XHEZM-FM

Zamora, Michoacán; Mexico;
- Frequency: 103.9 FM
- Branding: La Zamorana

Programming
- Format: Spanish oldies
- Affiliations: Cadena RASA

Ownership
- Owner: Grupo Radio Zamora; (La Voz del Comercio de Zamora, S. de R.L.);
- Sister stations: XHZN-FM, XHQL-FM, XHGT-FM

History
- First air date: June 30, 1948 (concession)
- Call sign meaning: Zamora

Technical information
- ERP: 6 kW
- Transmitter coordinates: 19°58′01″N 102°15′55″W﻿ / ﻿19.96694°N 102.26528°W

Links
- Website: www.radiozamora.com.mx/xhezm.html

= XHEZM-FM =

Radio station in Zamora, Michoacán

XHEZM-FM is a radio station on 103.9 FM in Zamora, Michoacán.
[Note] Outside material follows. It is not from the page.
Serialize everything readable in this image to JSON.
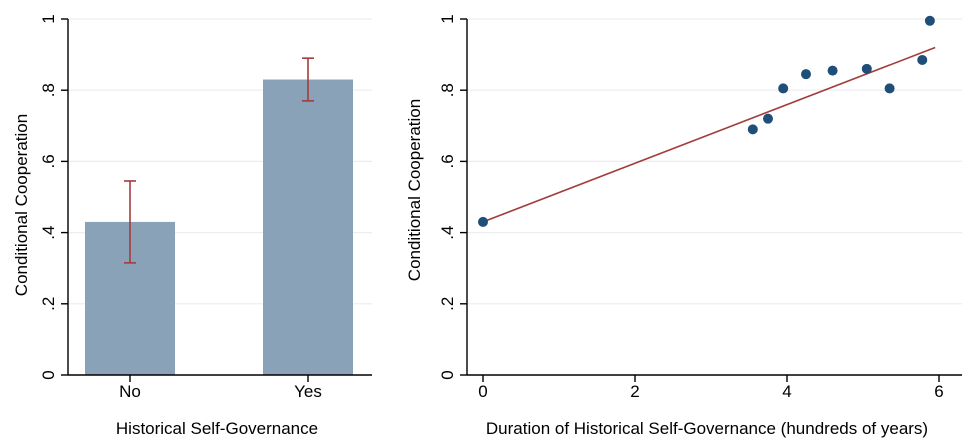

It is owned by Grupo Radio Zamora and is known as La Zamorana with a Spanish oldies format.

==History==
XEZM-AM 650 received its concession on June 30, 1948. It broadcast with 5 kW day and added nighttime broadcasts at 1 kW in the 1990s. It migrated to FM in 2011.